08/10/2010 11:44:49 AM


Rabbi George Gittleman

The Vietnamese Buddhist Thic Nhat Han taught me the deeper meaning of “motzi” , the blessing we say over bread. In his book, Peace In Every Step, he writes that “a poet can see clouds in a piece of paper”. What he means is that, with the right sight, one can see the whole chain of Being that culminates in what ever object you are observing. For the paper it would be rain, the growth of a tree, the birth of a baby who would some day grow up to cut and process the tree, and so forth. How does this related to “motzi”?

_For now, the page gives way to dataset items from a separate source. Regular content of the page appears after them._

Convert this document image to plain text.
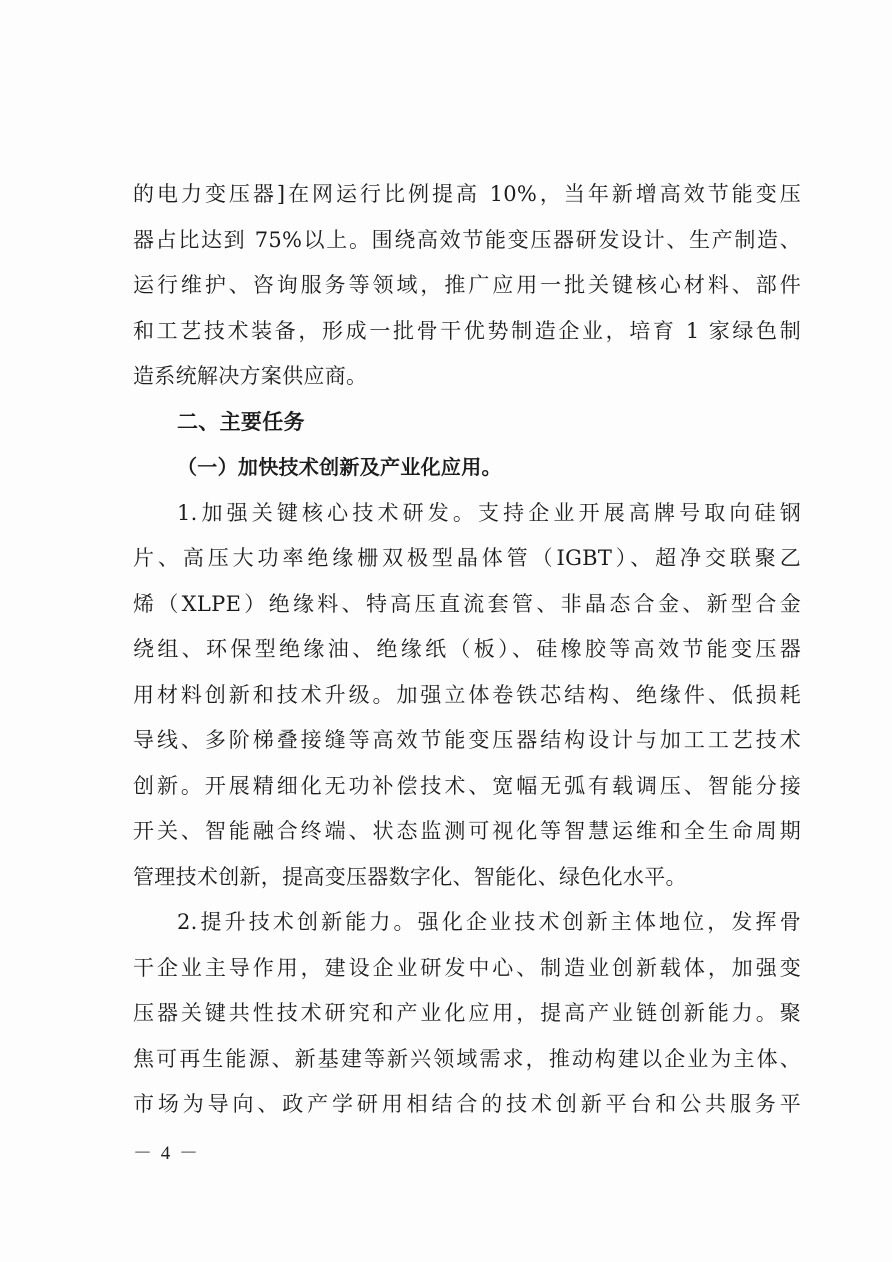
的电力变压器]在网运行比例提高 10%，当年新增高效节能变压
器占比达到 75%以上。围绕高效节能变压器研发设计、生产制造、
运行维护、咨询服务等领域，推广应用一批关键核心材料、部件
和工艺技术装备，形成一批骨干优势制造企业，培育 1 家绿色制
造系统解决方案供应商。
二、主要任务
（一）加快技术创新及产业化应用。
1.加强关键核心技术研发。支持企业开展高牌号取向硅钢
片、高压大功率绝缘栅双极型晶体管（IGBT）、超净交联聚乙
烯（XLPE）绝缘料、特高压直流套管、非晶态合金、新型合金
绕组、环保型绝缘油、绝缘纸（板）、硅橡胶等高效节能变压器
用材料创新和技术升级。加强立体卷铁芯结构、绝缘件、低损耗
导线、多阶梯叠接缝等高效节能变压器结构设计与加工工艺技术
创新。开展精细化无功补偿技术、宽幅无弧有载调压、智能分接
开关、智能融合终端、状态监测可视化等智慧运维和全生命周期
管理技术创新，提高变压器数字化、智能化、绿色化水平。
2.提升技术创新能力。强化企业技术创新主体地位，发挥骨
干企业主导作用，建设企业研发中心、制造业创新载体，加强变
压器关键共性技术研究和产业化应用，提高产业链创新能力。聚
焦可再生能源、新基建等新兴领域需求，推动构建以企业为主体、
市场为导向、政产学研用相结合的技术创新平台和公共服务平
－ 4 －
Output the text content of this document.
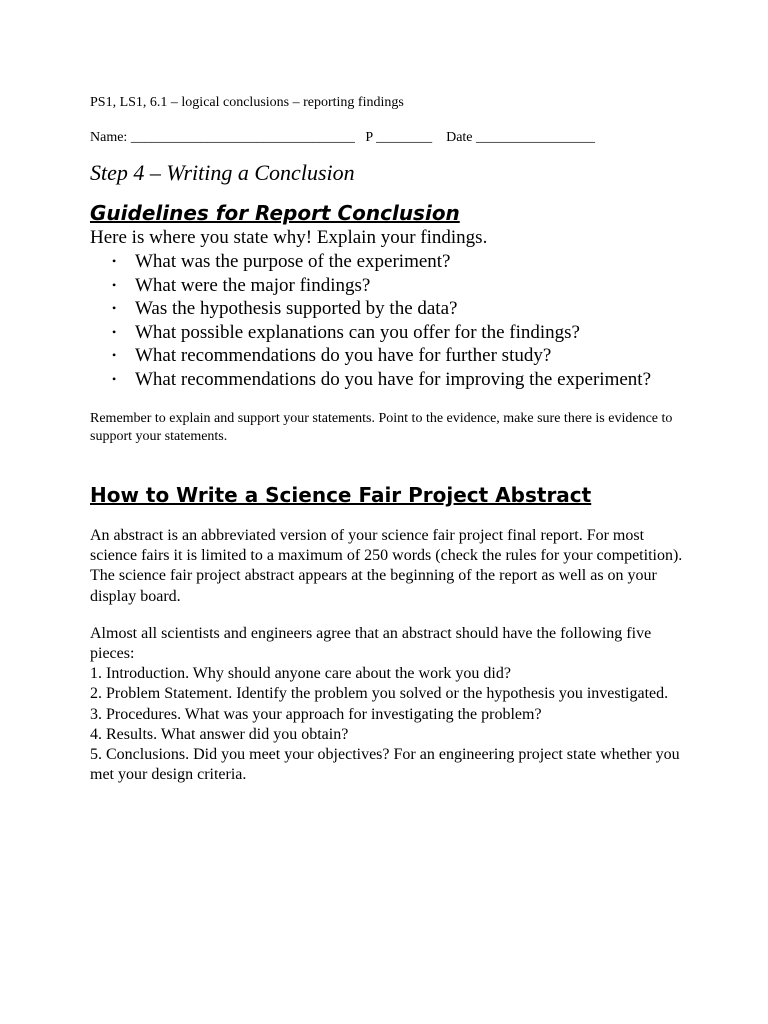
PS1, LS1, 6.1 – logical conclusions – reporting findings

Name: ________________________________   P ________    Date _________________

Step 4 – Writing a Conclusion
Guidelines for Report Conclusion

Here is where you state why! Explain your findings.

• What was the purpose of the experiment?
• What were the major findings?
• Was the hypothesis supported by the data?
• What possible explanations can you offer for the findings?
• What recommendations do you have for further study?
• What recommendations do you have for improving the experiment?

Remember to explain and support your statements. Point to the evidence, make sure there is evidence to support your statements.

How to Write a Science Fair Project Abstract

An abstract is an abbreviated version of your science fair project final report. For most science fairs it is limited to a maximum of 250 words (check the rules for your competition). The science fair project abstract appears at the beginning of the report as well as on your display board.

Almost all scientists and engineers agree that an abstract should have the following five pieces:

1. Introduction. Why should anyone care about the work you did?
2. Problem Statement. Identify the problem you solved or the hypothesis you investigated.
3. Procedures. What was your approach for investigating the problem?
4. Results. What answer did you obtain?
5. Conclusions. Did you meet your objectives? For an engineering project state whether you met your design criteria.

A piece of paper may inspire a poet but for a Jew there is nothing better than food – symbolized by bread – to get the juices flowing (And what about a Jewish Poet?). The literal translation of “motzi” is something like, “Blessed are you God, Sovereign of the Universe, who brings forth bread from the ground.” Have you ever seen bread shooting out of the ground? This is where Thic Nhat Han comes in because until I read his little book and the quote about a poet and a piece of paper, I’d never really thought about what the words of “motzi” really mean; I just reflexively said the prayer. But, with his insight the words came together in a new, deep and profoundly Jewish way: bread doesn’t shoot out of the ground! When we say “motzi” we are acknowledging and thanking God for the whole process that results in the bread. This process includes in it a Divine – Human partnership which we also bring to consciousness; God makes the seed that (miraculously) can grow into a plant, but we are the gardener and the baker. Wow! When you really think about it, there is a lot to a piece of bread, and great depth to a simple prayer like “motzi” if you say it with the right kavanah/intension.

Thic Nhat Han calls this understanding of the interrelated nature of things “interbeing”, we Jews say “Shemah Yisrael, Adonai Eloheynu, Adonai Echad!”